We never met. I liked his work. Cutesy pictures of dreamy homes with lights blazing inside as a graphic depiction of warmth. Feel good pictures. Why would I help kill this artist? And how? I made many videos with implicit and explicit criticism of Thomas Kinkade’s many paintings of houses.
I think I first encountered Thomas Kinkades art in Parade Magazine – the insert that came with something once called the “Sunday Newspaper.” The back page of Parade had a Christmas toy train set that featured Thomas Kinkade’s house paintings on the sides of box cars and on the caboose. What kind of a town would have such a train circulating around I don’t know. But perfect for a little Christmas village someone sets up on a table in their house to compliment a Christmas tree. Holiday snacks can be completely sugary.
A different week and a new way to see Thomas Kinkade’s art on the back page of Parade Magazine came when I saw commemorative plates offered to collectors. What artist hasn’t dreamed of becoming a limited edition plate set from the Franklin Mint? I found out Thomas Kinkade had produced ‘paint by numbers’ kits so people could craft their own visions of houses on fire. The Kinkade company began to set up numerous franchises around the country to sell numbered Kinkade prints that some assumed would go up in value.
Why not. He produced images that people could instantly recognize and a happy feeling of warmth. His work would have looked startling an new around 1800. But why should he have to fight for a place in Art History? His company was even listed on the New York Stock Exchange and the stock started high. But as people began to have ways to sell his works online and see verified prices, the value of his work plummeted. The frames were often worth more than the picture of a house.

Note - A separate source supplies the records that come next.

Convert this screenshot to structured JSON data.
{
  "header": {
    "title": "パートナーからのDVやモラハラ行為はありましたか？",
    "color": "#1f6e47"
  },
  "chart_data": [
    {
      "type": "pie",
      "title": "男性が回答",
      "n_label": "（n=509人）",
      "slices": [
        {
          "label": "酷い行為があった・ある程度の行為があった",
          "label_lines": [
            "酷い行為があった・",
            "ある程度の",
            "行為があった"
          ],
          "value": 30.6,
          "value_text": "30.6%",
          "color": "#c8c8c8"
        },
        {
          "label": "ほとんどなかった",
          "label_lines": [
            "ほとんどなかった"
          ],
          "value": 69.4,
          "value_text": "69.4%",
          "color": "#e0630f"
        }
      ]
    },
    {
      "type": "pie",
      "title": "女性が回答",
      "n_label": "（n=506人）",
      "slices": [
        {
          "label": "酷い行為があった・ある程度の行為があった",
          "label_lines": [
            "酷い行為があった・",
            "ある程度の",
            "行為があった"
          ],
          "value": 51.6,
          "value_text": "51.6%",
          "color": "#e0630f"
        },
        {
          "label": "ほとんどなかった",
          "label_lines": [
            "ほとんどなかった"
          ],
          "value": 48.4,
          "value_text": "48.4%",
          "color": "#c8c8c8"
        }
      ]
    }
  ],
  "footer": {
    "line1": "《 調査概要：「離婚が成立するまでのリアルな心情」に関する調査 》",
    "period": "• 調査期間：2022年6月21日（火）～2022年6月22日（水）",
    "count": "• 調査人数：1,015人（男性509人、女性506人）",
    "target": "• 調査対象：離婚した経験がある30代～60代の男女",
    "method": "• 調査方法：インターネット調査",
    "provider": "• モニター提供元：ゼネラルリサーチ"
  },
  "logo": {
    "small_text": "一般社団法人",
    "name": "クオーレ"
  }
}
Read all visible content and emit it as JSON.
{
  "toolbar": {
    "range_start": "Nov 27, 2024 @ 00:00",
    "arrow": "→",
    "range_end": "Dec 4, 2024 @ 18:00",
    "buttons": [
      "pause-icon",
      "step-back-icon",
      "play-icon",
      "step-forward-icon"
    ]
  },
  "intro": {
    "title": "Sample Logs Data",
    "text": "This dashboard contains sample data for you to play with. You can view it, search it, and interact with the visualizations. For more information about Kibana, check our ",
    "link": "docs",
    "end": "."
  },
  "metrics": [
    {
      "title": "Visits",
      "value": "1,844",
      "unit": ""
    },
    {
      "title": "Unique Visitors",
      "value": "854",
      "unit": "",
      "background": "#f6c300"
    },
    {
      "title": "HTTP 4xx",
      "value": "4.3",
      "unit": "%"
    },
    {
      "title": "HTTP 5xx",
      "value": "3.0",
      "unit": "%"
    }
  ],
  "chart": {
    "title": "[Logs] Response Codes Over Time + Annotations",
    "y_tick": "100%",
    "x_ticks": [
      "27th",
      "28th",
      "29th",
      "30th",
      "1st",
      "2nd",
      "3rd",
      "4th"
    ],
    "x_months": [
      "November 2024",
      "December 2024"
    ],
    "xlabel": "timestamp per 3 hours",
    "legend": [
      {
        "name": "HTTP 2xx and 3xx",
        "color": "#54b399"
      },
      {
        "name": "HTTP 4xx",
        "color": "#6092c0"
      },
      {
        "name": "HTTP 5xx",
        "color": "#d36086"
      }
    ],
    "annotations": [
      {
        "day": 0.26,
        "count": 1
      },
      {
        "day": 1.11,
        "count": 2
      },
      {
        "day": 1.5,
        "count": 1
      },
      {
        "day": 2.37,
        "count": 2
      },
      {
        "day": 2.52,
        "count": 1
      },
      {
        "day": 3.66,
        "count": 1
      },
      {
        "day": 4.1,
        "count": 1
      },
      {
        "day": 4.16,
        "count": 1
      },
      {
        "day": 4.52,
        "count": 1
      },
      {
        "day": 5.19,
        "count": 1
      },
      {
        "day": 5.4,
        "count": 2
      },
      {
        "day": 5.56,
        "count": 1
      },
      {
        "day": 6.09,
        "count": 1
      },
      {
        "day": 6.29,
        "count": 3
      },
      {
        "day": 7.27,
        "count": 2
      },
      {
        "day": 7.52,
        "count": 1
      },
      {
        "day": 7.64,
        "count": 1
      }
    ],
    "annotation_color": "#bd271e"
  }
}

I started to find Thomas Kinkades pictures online and make slide shows. The colorful works look good in a ‘pan and scan’ video. I added different songs and made a dozen videos on Thomas Kinkade. I used a cover version of the song “Art for Art Sake” from 10CC. I found a version of Carole King singing a Monkees song she wrote “Pleasant Valley Sunday.” I wrote a short article about the worth of Thomas Kinkade’s art entitled “Thomas Kinkade – Collectible, or Dust Collector.” I made one video with an audio lecture about “Art since World War Two” to illustrate how out of touch Kinkade’s plodding realism seemed in modern graphic arts. I made one video with just a laugh track. All good fun. Why would a millionaire artist care what some low level videographer posts on Youtube and Dailymotion? It never occurred to me that Thomas Kinkade would see a video about his work on Youtube, or Vimeo. But, maybe he did. Who else was he going to look up?
But then I read that Thomas Kinkade had died. He had fallen back into a habit of drinking too much alcohol. His family said he was depressed. At one point he was running through his neighborhood yelling and drunk. Was he watching the numerous videos online making fun of his work? Did he see any of my videos poking fun at his fake cozyness? Anyone who puts their work in front of the public and accepts applause and praise must also be ready to accept boos and catcalls of criticism. All the money he made did not make him any happier than Vincent Van Gough who could hardly sell a handful of paintings and ended in the care of an asylum. One hundred years after his death, people pay millions for work, will people be looking at Thomas Kinkade’s work one hundred years from now?